Shull didn’t stop there, also lifting a bed, a tractor tire and a sofa. When he saw the sofa go up, he was inspired — his assistants lifted the sofa again with the artist on it. “I rode the sofa,” he says. “It made me think about all kinds of cliché things like couch surfing. It was the best 20 minutes of my day possible.”
For Shull, hoisting objects — and himself — in a hammock looped back to his thoughts about gravity. Being involved in architecture, he says, ”is to some degree about defying gravity. Why can’t art be about finding ways to defy gravity? And so I messed around with gravity for two hours, and we took video images and documented it all.”
‘New dynamic’
Jennifer Sudul Edwards, the chief curator and curator of contemporary art, at The Mint Museum in Charlotte, first saw Shull’s hammock pieces when he posted work in progress on his Instagram page. She was intrigued enough to drive to his Asheville studio to see them.
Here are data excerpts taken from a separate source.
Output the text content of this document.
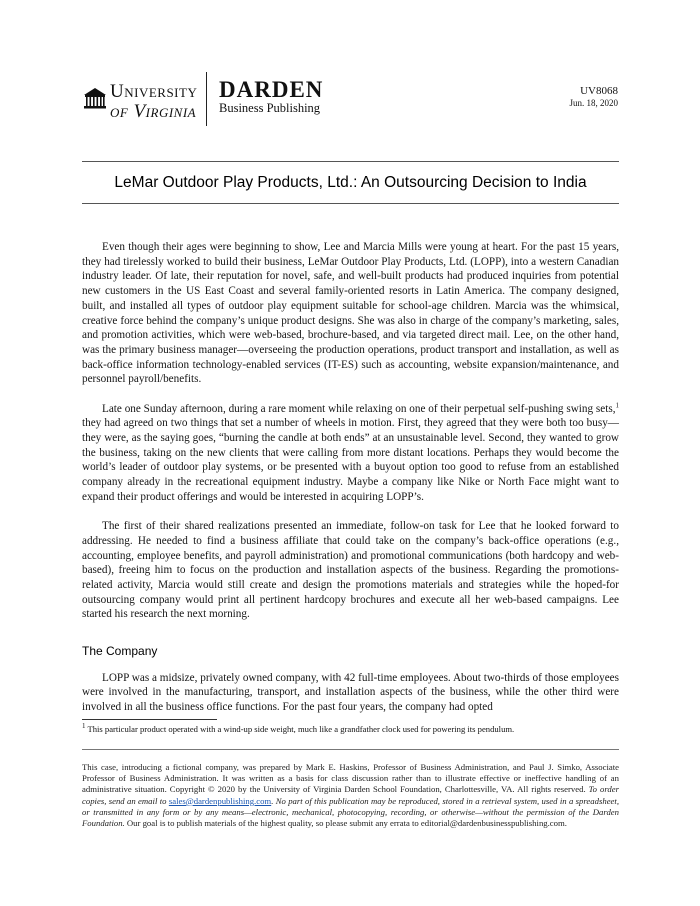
University
of Virginia
DARDEN
Business Publishing
UV8068
Jun. 18, 2020
LeMar Outdoor Play Products, Ltd.: An Outsourcing Decision to India

Even though their ages were beginning to show, Lee and Marcia Mills were young at heart. For the past 15 years, they had tirelessly worked to build their business, LeMar Outdoor Play Products, Ltd. (LOPP), into a western Canadian industry leader. Of late, their reputation for novel, safe, and well-built products had produced inquiries from potential new customers in the US East Coast and several family-oriented resorts in Latin America. The company designed, built, and installed all types of outdoor play equipment suitable for school-age children. Marcia was the whimsical, creative force behind the company’s unique product designs. She was also in charge of the company’s marketing, sales, and promotion activities, which were web-based, brochure-based, and via targeted direct mail. Lee, on the other hand, was the primary business manager—overseeing the production operations, product transport and installation, as well as back-office information technology-enabled services (IT-ES) such as accounting, website expansion/maintenance, and personnel payroll/benefits.

Late one Sunday afternoon, during a rare moment while relaxing on one of their perpetual self-pushing swing sets,$^1$ they had agreed on two things that set a number of wheels in motion. First, they agreed that they were both too busy—they were, as the saying goes, “burning the candle at both ends” at an unsustainable level. Second, they wanted to grow the business, taking on the new clients that were calling from more distant locations. Perhaps they would become the world’s leader of outdoor play systems, or be presented with a buyout option too good to refuse from an established company already in the recreational equipment industry. Maybe a company like Nike or North Face might want to expand their product offerings and would be interested in acquiring LOPP’s.

The first of their shared realizations presented an immediate, follow-on task for Lee that he looked forward to addressing. He needed to find a business affiliate that could take on the company’s back-office operations (e.g., accounting, employee benefits, and payroll administration) and promotional communications (both hardcopy and web-based), freeing him to focus on the production and installation aspects of the business. Regarding the promotions-related activity, Marcia would still create and design the promotions materials and strategies while the hoped-for outsourcing company would print all pertinent hardcopy brochures and execute all her web-based campaigns. Lee started his research the next morning.

The Company

LOPP was a midsize, privately owned company, with 42 full-time employees. About two-thirds of those employees were involved in the manufacturing, transport, and installation aspects of the business, while the other third were involved in all the business office functions. For the past four years, the company had opted

$^1$ This particular product operated with a wind-up side weight, much like a grandfather clock used for powering its pendulum.
This case, introducing a fictional company, was prepared by Mark E. Haskins, Professor of Business Administration, and Paul J. Simko, Associate Professor of Business Administration. It was written as a basis for class discussion rather than to illustrate effective or ineffective handling of an administrative situation. Copyright © 2020 by the University of Virginia Darden School Foundation, Charlottesville, VA. All rights reserved. To order copies, send an email to sales@dardenpublishing.com. No part of this publication may be reproduced, stored in a retrieval system, used in a spreadsheet, or transmitted in any form or by any means—electronic, mechanical, photocopying, recording, or otherwise—without the permission of the Darden Foundation. Our goal is to publish materials of the highest quality, so please submit any errata to editorial@dardenbusinesspublishing.com.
“When I first saw the work in person, I immediately started having these hyperattuned, critical thoughts,” she says. “But I also totally relaxed into the color and the mesmerizing loops and cradles of the hammocks.“
Edwards had previously known Shull as a master woodworker who manipulated his medium into elegant pieces that often had a humorous or sardonic edge. While those works were mainly highlighting the solidity of the wood, Edwards points out, the hammock paintings are quite different. “He’s relating to a completely new material and to space in a new way.”
Edwards feels the hammock pieces still contain some elements of Shull’s previous work, such as dynamic colors and respect for natural objects.”[But now] he allows volume and movement to develop from the weave and twists of the hammocks,” she says. “He allows color to push and pull the empty and filled spaces of the material.”
Shull’s hammock pieces, Edwards adds, are a totally new dynamic for him as an artist. “And it’s a new dynamic for how we can think about a painting, its relationship to the wall and its relationship to us.”